A sermon delivered by Joel Snider, Pastor, First Baptist Church, Rome, Ga., on September 11, 2011.
1 John 1:5-8
Meditation Text:
If we are to study the nature of human evil, it is doubtful how clearly we will be able to separate them from us; it will most likely be our own natures we are examining. –M. Scott Peck, M.D. in People of the Lie
Ten years ago today, where were you when you heard the news? It was a Tuesday, and I can remember that because I was in a staff meeting at church. Alice Clements came over from the Weekday Preschool to tell us that an airplane had hit one of the World Trade Center Towers. My mind immediately went to a similar incident where a small airplane had hit one of the Towers years before, but it was quickly apparent that it was not anything that simple. The Pentagon had also been hit and the White House was being evacuated. By the time we got to a TV, both Towers were engulfed in thick smoke. It was not too long after we began to watch that each of the Towers came down.

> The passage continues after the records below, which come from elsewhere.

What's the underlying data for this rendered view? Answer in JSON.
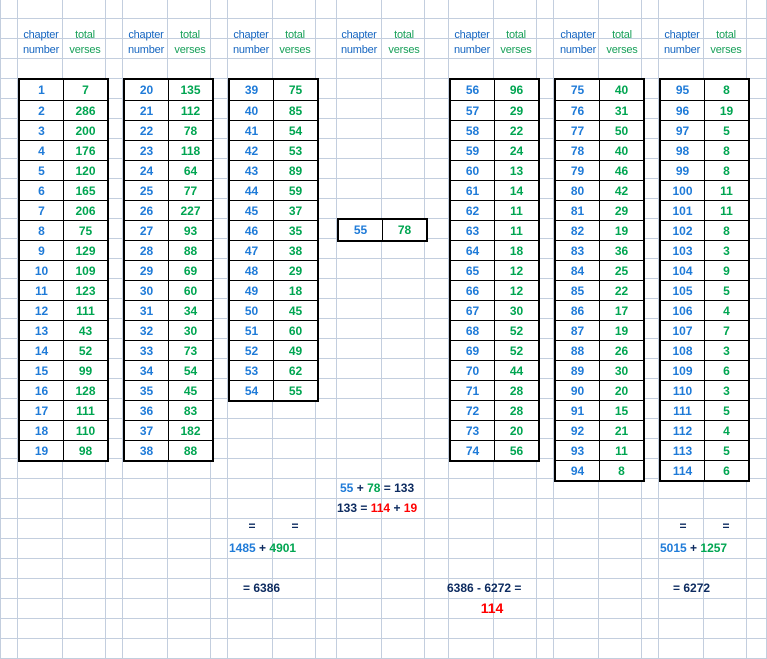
{
  "sheet": {
    "title": "Quran chapter verse counts worksheet",
    "header": {
      "chapter_line1": "chapter",
      "chapter_line2": "number",
      "verses_line1": "total",
      "verses_line2": "verses"
    },
    "colors": {
      "chapter": "#1f7bd8",
      "verses": "#00a551",
      "navy": "#0d2b60",
      "red": "#ff0000",
      "gridline": "#c3cede",
      "border": "#000000"
    }
  },
  "chart_data": {
    "type": "table",
    "title": "Quran chapter verse counts worksheet",
    "columns": [
      "chapter number",
      "total verses"
    ],
    "blocks": [
      {
        "id": "block-1",
        "rows": [
          [
            1,
            7
          ],
          [
            2,
            286
          ],
          [
            3,
            200
          ],
          [
            4,
            176
          ],
          [
            5,
            120
          ],
          [
            6,
            165
          ],
          [
            7,
            206
          ],
          [
            8,
            75
          ],
          [
            9,
            129
          ],
          [
            10,
            109
          ],
          [
            11,
            123
          ],
          [
            12,
            111
          ],
          [
            13,
            43
          ],
          [
            14,
            52
          ],
          [
            15,
            99
          ],
          [
            16,
            128
          ],
          [
            17,
            111
          ],
          [
            18,
            110
          ],
          [
            19,
            98
          ]
        ]
      },
      {
        "id": "block-2",
        "rows": [
          [
            20,
            135
          ],
          [
            21,
            112
          ],
          [
            22,
            78
          ],
          [
            23,
            118
          ],
          [
            24,
            64
          ],
          [
            25,
            77
          ],
          [
            26,
            227
          ],
          [
            27,
            93
          ],
          [
            28,
            88
          ],
          [
            29,
            69
          ],
          [
            30,
            60
          ],
          [
            31,
            34
          ],
          [
            32,
            30
          ],
          [
            33,
            73
          ],
          [
            34,
            54
          ],
          [
            35,
            45
          ],
          [
            36,
            83
          ],
          [
            37,
            182
          ],
          [
            38,
            88
          ]
        ]
      },
      {
        "id": "block-3",
        "rows": [
          [
            39,
            75
          ],
          [
            40,
            85
          ],
          [
            41,
            54
          ],
          [
            42,
            53
          ],
          [
            43,
            89
          ],
          [
            44,
            59
          ],
          [
            45,
            37
          ],
          [
            46,
            35
          ],
          [
            47,
            38
          ],
          [
            48,
            29
          ],
          [
            49,
            18
          ],
          [
            50,
            45
          ],
          [
            51,
            60
          ],
          [
            52,
            49
          ],
          [
            53,
            62
          ],
          [
            54,
            55
          ]
        ]
      },
      {
        "id": "block-4",
        "rows": [
          [
            55,
            78
          ]
        ]
      },
      {
        "id": "block-5",
        "rows": [
          [
            56,
            96
          ],
          [
            57,
            29
          ],
          [
            58,
            22
          ],
          [
            59,
            24
          ],
          [
            60,
            13
          ],
          [
            61,
            14
          ],
          [
            62,
            11
          ],
          [
            63,
            11
          ],
          [
            64,
            18
          ],
          [
            65,
            12
          ],
          [
            66,
            12
          ],
          [
            67,
            30
          ],
          [
            68,
            52
          ],
          [
            69,
            52
          ],
          [
            70,
            44
          ],
          [
            71,
            28
          ],
          [
            72,
            28
          ],
          [
            73,
            20
          ],
          [
            74,
            56
          ]
        ]
      },
      {
        "id": "block-6",
        "rows": [
          [
            75,
            40
          ],
          [
            76,
            31
          ],
          [
            77,
            50
          ],
          [
            78,
            40
          ],
          [
            79,
            46
          ],
          [
            80,
            42
          ],
          [
            81,
            29
          ],
          [
            82,
            19
          ],
          [
            83,
            36
          ],
          [
            84,
            25
          ],
          [
            85,
            22
          ],
          [
            86,
            17
          ],
          [
            87,
            19
          ],
          [
            88,
            26
          ],
          [
            89,
            30
          ],
          [
            90,
            20
          ],
          [
            91,
            15
          ],
          [
            92,
            21
          ],
          [
            93,
            11
          ],
          [
            94,
            8
          ]
        ]
      },
      {
        "id": "block-7",
        "rows": [
          [
            95,
            8
          ],
          [
            96,
            19
          ],
          [
            97,
            5
          ],
          [
            98,
            8
          ],
          [
            99,
            8
          ],
          [
            100,
            11
          ],
          [
            101,
            11
          ],
          [
            102,
            8
          ],
          [
            103,
            3
          ],
          [
            104,
            9
          ],
          [
            105,
            5
          ],
          [
            106,
            4
          ],
          [
            107,
            7
          ],
          [
            108,
            3
          ],
          [
            109,
            6
          ],
          [
            110,
            3
          ],
          [
            111,
            5
          ],
          [
            112,
            4
          ],
          [
            113,
            5
          ],
          [
            114,
            6
          ]
        ]
      }
    ]
  },
  "calculations": {
    "eq1": {
      "a": "55",
      "plus": "+",
      "b": "78",
      "equals": "=",
      "result": "133"
    },
    "eq2": {
      "a": "133",
      "equals": "=",
      "b": "114",
      "plus": "+",
      "c": "19"
    },
    "equals_left_1": "=",
    "equals_left_2": "=",
    "sum_left": {
      "a": "1485",
      "plus": "+",
      "b": "4901"
    },
    "total_left": {
      "equals": "=",
      "value": "6386"
    },
    "equals_right_1": "=",
    "equals_right_2": "=",
    "sum_right": {
      "a": "5015",
      "plus": "+",
      "b": "1257"
    },
    "total_right": {
      "equals": "=",
      "value": "6272"
    },
    "difference": {
      "expr": "6386 - 6272 =",
      "value": "114"
    }
  }
}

As the morning went along, the news coverage began changing. This was before everyone’s cell phone was a video camera. There were a few people who had cameras on the street who somehow had, in taking a picture in the moment, captured the airplane striking the Twin Towers. We probably saw that amateur video a dozen times from different angles and different directions. It was as if the repetition would somehow make it more real.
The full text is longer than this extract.